Just beyond the rental bicycles displayed on the lawn of Bikes Unlimited, the trail turns to cross the James River on a curving, former railroad bridge, providing grandstand views up and down the stream. Couples, emulating a European ritual, have hooked padlocks onto the bridge’s chain link fence as a symbol of their unbreakable love.
The paved trail on Percival Island, once a busy rail yard for Norfolk & Western, is arrow-straight and lined by fringed phacelia and other wildflowers in spring. The not-quite-ripe wild strawberries have me making a mental note to return here in about a week, yet I almost missed some of the walk’s highlights. It is thanks to the advice of a fellow walker that I wandered onto a couple of the dirt side trails weaving into the woods. On one I found the foundation of what was once the rail yard’s scalehouse. On another, I chanced upon a great blue heron trolling for a meal in the shallow water beside the island (just as the city’s parks and recreation website had asserted I would!).

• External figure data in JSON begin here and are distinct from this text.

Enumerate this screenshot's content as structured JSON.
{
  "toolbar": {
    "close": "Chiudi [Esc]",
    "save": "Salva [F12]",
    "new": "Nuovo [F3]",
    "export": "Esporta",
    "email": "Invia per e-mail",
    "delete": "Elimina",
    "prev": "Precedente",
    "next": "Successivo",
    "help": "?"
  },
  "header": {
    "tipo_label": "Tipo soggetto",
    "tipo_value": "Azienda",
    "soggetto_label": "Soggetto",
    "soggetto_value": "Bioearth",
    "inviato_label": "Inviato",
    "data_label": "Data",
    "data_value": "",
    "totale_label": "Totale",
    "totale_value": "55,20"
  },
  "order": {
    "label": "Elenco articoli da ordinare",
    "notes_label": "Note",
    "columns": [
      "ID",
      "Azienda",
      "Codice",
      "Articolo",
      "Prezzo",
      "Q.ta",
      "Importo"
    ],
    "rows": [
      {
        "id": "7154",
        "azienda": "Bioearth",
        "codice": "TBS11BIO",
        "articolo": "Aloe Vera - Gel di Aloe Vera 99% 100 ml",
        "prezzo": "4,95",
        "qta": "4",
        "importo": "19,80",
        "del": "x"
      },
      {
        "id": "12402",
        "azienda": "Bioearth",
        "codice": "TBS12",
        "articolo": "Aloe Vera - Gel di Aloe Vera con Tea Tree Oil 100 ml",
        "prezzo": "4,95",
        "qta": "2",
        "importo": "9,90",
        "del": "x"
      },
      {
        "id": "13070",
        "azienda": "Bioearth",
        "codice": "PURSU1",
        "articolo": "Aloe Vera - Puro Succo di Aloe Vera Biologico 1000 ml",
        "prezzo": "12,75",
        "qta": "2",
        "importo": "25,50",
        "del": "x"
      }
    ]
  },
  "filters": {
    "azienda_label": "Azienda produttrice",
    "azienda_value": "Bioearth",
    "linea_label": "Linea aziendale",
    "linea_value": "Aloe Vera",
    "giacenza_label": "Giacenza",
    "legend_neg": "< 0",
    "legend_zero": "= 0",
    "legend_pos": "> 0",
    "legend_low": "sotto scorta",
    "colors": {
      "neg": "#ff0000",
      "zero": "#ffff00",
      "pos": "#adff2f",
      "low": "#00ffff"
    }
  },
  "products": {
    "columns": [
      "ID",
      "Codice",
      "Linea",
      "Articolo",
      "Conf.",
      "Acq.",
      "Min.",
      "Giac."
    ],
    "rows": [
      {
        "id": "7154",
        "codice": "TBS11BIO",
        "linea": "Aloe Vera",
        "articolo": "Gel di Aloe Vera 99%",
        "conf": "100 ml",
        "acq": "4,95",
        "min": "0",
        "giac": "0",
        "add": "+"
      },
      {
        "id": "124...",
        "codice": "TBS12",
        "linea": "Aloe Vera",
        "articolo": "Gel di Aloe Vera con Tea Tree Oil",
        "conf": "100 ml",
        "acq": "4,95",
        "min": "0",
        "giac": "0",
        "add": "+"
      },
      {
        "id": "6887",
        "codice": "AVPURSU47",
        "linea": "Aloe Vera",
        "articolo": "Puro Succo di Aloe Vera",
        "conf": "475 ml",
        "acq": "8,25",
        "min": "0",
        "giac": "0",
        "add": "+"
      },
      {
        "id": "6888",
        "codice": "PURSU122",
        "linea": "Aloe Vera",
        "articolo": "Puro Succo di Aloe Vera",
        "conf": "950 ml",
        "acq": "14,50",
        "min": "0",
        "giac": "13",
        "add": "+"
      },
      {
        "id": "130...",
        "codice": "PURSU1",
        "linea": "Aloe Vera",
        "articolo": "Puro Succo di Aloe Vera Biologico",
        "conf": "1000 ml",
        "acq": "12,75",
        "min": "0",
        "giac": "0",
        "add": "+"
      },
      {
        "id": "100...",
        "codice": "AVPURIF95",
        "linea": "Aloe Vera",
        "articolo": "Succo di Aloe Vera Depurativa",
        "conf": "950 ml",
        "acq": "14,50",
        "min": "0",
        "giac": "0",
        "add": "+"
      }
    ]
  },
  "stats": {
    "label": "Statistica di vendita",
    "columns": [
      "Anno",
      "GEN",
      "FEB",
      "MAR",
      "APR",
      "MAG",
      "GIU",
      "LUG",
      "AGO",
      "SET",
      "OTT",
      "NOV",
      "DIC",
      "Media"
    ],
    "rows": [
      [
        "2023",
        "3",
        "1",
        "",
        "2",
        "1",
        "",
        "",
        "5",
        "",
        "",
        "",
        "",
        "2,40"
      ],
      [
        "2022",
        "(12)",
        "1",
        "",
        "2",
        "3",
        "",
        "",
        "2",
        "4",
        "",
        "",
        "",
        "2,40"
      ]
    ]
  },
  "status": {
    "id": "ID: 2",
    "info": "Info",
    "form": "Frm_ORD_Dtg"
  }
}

About two miles into the walk, the trail crosses onto the river’s northern side. Its character changes as it is now bordered by private property and no trespassing signs, but for the next 1.5 miles continues to be lined by wildflowers and shaded by overhanging trees. It’s obvious that the old rail bed continues when I turn around at the point where Riverwalk’s pavement comes to an end. I wonder if there are plans to extend it someday.
I planned to end the walk by checking out Riverviews Artspace when I noticed Waterstone Pizza directly across the street from Riverwalk. Surely the paintings and other gallery exhibits can wait for an hour for me to enjoy a fire roasted pizza and a cold craft beer? This pleasant, flat walk combines out-in-the-woods with right-next-to-town.